Quote:
Originally Posted by EatingPie
Nailing Star Trek is somewhat deserved. On one hand, it takes place in space and utilizes space ships (science!).
|
Using science is not the same as being
about science. Star Trek is nominally science fiction, yes, because of the "spaceships and ray guns" aspect, but it's far from hard SF. It's about a group of people who travel from place to place and have adventures; the science exists primarily to explain how they got there, or to set up the adventure du jour. You could replace them with a group on a naval ship visiting various islands and ports, or on horseback visiting various far-flung western towns, and the essential parts of the story would remain fundamentally the same.
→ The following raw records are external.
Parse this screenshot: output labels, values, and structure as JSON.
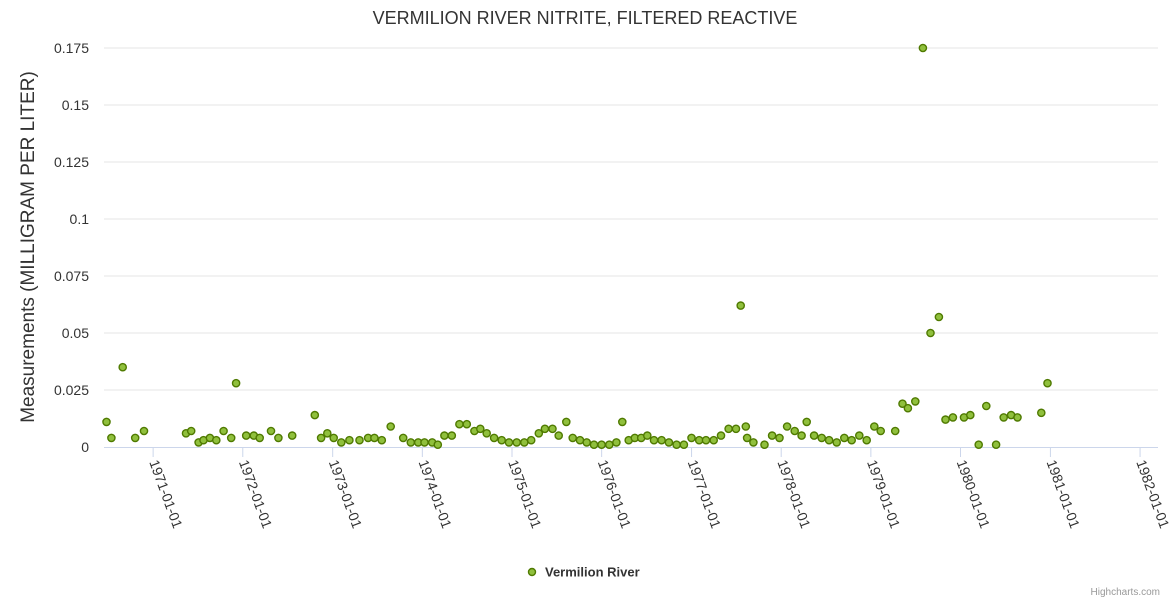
{
  "chart_data": {
    "type": "scatter",
    "title": "VERMILION RIVER NITRITE, FILTERED REACTIVE",
    "ylabel": "Measurements (MILLIGRAM PER LITER)",
    "xlabel": "",
    "ylim": [
      0,
      0.175
    ],
    "yticks": [
      "0",
      "0.025",
      "0.05",
      "0.075",
      "0.1",
      "0.125",
      "0.15",
      "0.175"
    ],
    "xticks": [
      "1971-01-01",
      "1972-01-01",
      "1973-01-01",
      "1974-01-01",
      "1975-01-01",
      "1976-01-01",
      "1977-01-01",
      "1978-01-01",
      "1979-01-01",
      "1980-01-01",
      "1981-01-01",
      "1982-01-01"
    ],
    "xlim": [
      "1970-06-15",
      "1982-03-15"
    ],
    "grid": true,
    "legend_position": "bottom-center",
    "series": [
      {
        "name": "Vermilion River",
        "color": "#7cb5ec",
        "marker_fill": "#90c03d",
        "marker_stroke": "#4f7a00",
        "points": [
          [
            "1970-06-25",
            0.011
          ],
          [
            "1970-07-15",
            0.004
          ],
          [
            "1970-08-30",
            0.035
          ],
          [
            "1970-10-20",
            0.004
          ],
          [
            "1970-11-25",
            0.007
          ],
          [
            "1971-05-15",
            0.006
          ],
          [
            "1971-06-05",
            0.007
          ],
          [
            "1971-07-05",
            0.002
          ],
          [
            "1971-07-25",
            0.003
          ],
          [
            "1971-08-20",
            0.004
          ],
          [
            "1971-09-15",
            0.003
          ],
          [
            "1971-10-15",
            0.007
          ],
          [
            "1971-11-15",
            0.004
          ],
          [
            "1971-12-05",
            0.028
          ],
          [
            "1972-01-15",
            0.005
          ],
          [
            "1972-02-15",
            0.005
          ],
          [
            "1972-03-10",
            0.004
          ],
          [
            "1972-04-25",
            0.007
          ],
          [
            "1972-05-25",
            0.004
          ],
          [
            "1972-07-20",
            0.005
          ],
          [
            "1972-10-20",
            0.014
          ],
          [
            "1972-11-15",
            0.004
          ],
          [
            "1972-12-10",
            0.006
          ],
          [
            "1973-01-05",
            0.004
          ],
          [
            "1973-02-05",
            0.002
          ],
          [
            "1973-03-10",
            0.003
          ],
          [
            "1973-04-20",
            0.003
          ],
          [
            "1973-05-25",
            0.004
          ],
          [
            "1973-06-20",
            0.004
          ],
          [
            "1973-07-20",
            0.003
          ],
          [
            "1973-08-25",
            0.009
          ],
          [
            "1973-10-15",
            0.004
          ],
          [
            "1973-11-15",
            0.002
          ],
          [
            "1973-12-15",
            0.002
          ],
          [
            "1974-01-10",
            0.002
          ],
          [
            "1974-02-10",
            0.002
          ],
          [
            "1974-03-05",
            0.001
          ],
          [
            "1974-04-01",
            0.005
          ],
          [
            "1974-05-01",
            0.005
          ],
          [
            "1974-06-01",
            0.01
          ],
          [
            "1974-07-01",
            0.01
          ],
          [
            "1974-08-01",
            0.007
          ],
          [
            "1974-08-25",
            0.008
          ],
          [
            "1974-09-20",
            0.006
          ],
          [
            "1974-10-20",
            0.004
          ],
          [
            "1974-11-20",
            0.003
          ],
          [
            "1974-12-20",
            0.002
          ],
          [
            "1975-01-20",
            0.002
          ],
          [
            "1975-02-20",
            0.002
          ],
          [
            "1975-03-20",
            0.003
          ],
          [
            "1975-04-20",
            0.006
          ],
          [
            "1975-05-15",
            0.008
          ],
          [
            "1975-06-15",
            0.008
          ],
          [
            "1975-07-10",
            0.005
          ],
          [
            "1975-08-10",
            0.011
          ],
          [
            "1975-09-05",
            0.004
          ],
          [
            "1975-10-05",
            0.003
          ],
          [
            "1975-11-01",
            0.002
          ],
          [
            "1975-12-01",
            0.001
          ],
          [
            "1976-01-01",
            0.001
          ],
          [
            "1976-02-01",
            0.001
          ],
          [
            "1976-03-01",
            0.002
          ],
          [
            "1976-03-25",
            0.011
          ],
          [
            "1976-04-20",
            0.003
          ],
          [
            "1976-05-15",
            0.004
          ],
          [
            "1976-06-10",
            0.004
          ],
          [
            "1976-07-05",
            0.005
          ],
          [
            "1976-08-01",
            0.003
          ],
          [
            "1976-09-01",
            0.003
          ],
          [
            "1976-10-01",
            0.002
          ],
          [
            "1976-11-01",
            0.001
          ],
          [
            "1976-12-01",
            0.001
          ],
          [
            "1977-01-01",
            0.004
          ],
          [
            "1977-02-01",
            0.003
          ],
          [
            "1977-03-01",
            0.003
          ],
          [
            "1977-04-01",
            0.003
          ],
          [
            "1977-05-01",
            0.005
          ],
          [
            "1977-06-01",
            0.008
          ],
          [
            "1977-07-01",
            0.008
          ],
          [
            "1977-07-20",
            0.062
          ],
          [
            "1977-08-10",
            0.009
          ],
          [
            "1977-08-15",
            0.004
          ],
          [
            "1977-09-10",
            0.002
          ],
          [
            "1977-10-25",
            0.001
          ],
          [
            "1977-11-25",
            0.005
          ],
          [
            "1977-12-25",
            0.004
          ],
          [
            "1978-01-25",
            0.009
          ],
          [
            "1978-02-25",
            0.007
          ],
          [
            "1978-03-25",
            0.005
          ],
          [
            "1978-04-15",
            0.011
          ],
          [
            "1978-05-15",
            0.005
          ],
          [
            "1978-06-15",
            0.004
          ],
          [
            "1978-07-15",
            0.003
          ],
          [
            "1978-08-15",
            0.002
          ],
          [
            "1978-09-15",
            0.004
          ],
          [
            "1978-10-15",
            0.003
          ],
          [
            "1978-11-15",
            0.005
          ],
          [
            "1978-12-15",
            0.003
          ],
          [
            "1979-01-15",
            0.009
          ],
          [
            "1979-02-10",
            0.007
          ],
          [
            "1979-04-10",
            0.007
          ],
          [
            "1979-05-10",
            0.019
          ],
          [
            "1979-06-01",
            0.017
          ],
          [
            "1979-07-01",
            0.02
          ],
          [
            "1979-08-01",
            0.175
          ],
          [
            "1979-09-01",
            0.05
          ],
          [
            "1979-10-05",
            0.057
          ],
          [
            "1979-11-01",
            0.012
          ],
          [
            "1979-12-01",
            0.013
          ],
          [
            "1980-01-15",
            0.013
          ],
          [
            "1980-02-10",
            0.014
          ],
          [
            "1980-03-15",
            0.001
          ],
          [
            "1980-04-15",
            0.018
          ],
          [
            "1980-05-25",
            0.001
          ],
          [
            "1980-06-25",
            0.013
          ],
          [
            "1980-07-25",
            0.014
          ],
          [
            "1980-08-20",
            0.013
          ],
          [
            "1980-11-25",
            0.015
          ],
          [
            "1980-12-20",
            0.028
          ]
        ]
      }
    ]
  },
  "credits": "Highcharts.com"
}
While the various series paid various levels of respect to science, it's still more along the lines of space opera.
Quote:
On the other, they have an episode where young writer Jake Sisko " is told, "This isn't believable! You've never experienced this... write what you know"
|
And that is the stupidest thing ever told (and told, and told, and told) to aspiring writers. Joe Haldeman, coincidentally, had the best response to
that piece of foolishness:
Quote:
Bad books on writing and thoughtless English professors solemnly tell beginners to 'Write What You Know', which explains why so many mediocre novels are about English professors contemplating adultery.
|
As for the SF vs. Sci-Fi thing: "Sci-Fi" was another of Forrest Ackerman's endless neologisms, but in this case, one that was adopted by the mainstream as an insulting term for what they thought science fiction was: low-budget monster movies and "that Buck Rogers stuff". More recently, the existence of the TV channel has misled people, especially newer fans, into believing that it is a legitimate and accepted term. It isn't. It's an insult, and seeing people who are trying to be SF fans being tricked into using an insulting term for themselves, their literature, and their culture, is as upsetting to those who know the truth as it would be for members of any culture seeing their younger generation unknowingly calling themselves by a racial or ethnic epithet. There's a perfectly good abbreviation -- SF -- and no reason to do the equivalent of calling ourselves by the "n-word".
"Science fiction" versus "speculative fiction" isn't an argument, per se -- the former has decades of precedence -- but I have a certain leaning towards "speculative fiction" simply to help kill "sci-fi".
As for "SyFy" ... if they were in the habit of producing worthwhile SF, I might care. As far as I'm concerned, they can call themselves "This Network Intentionally Left Blank".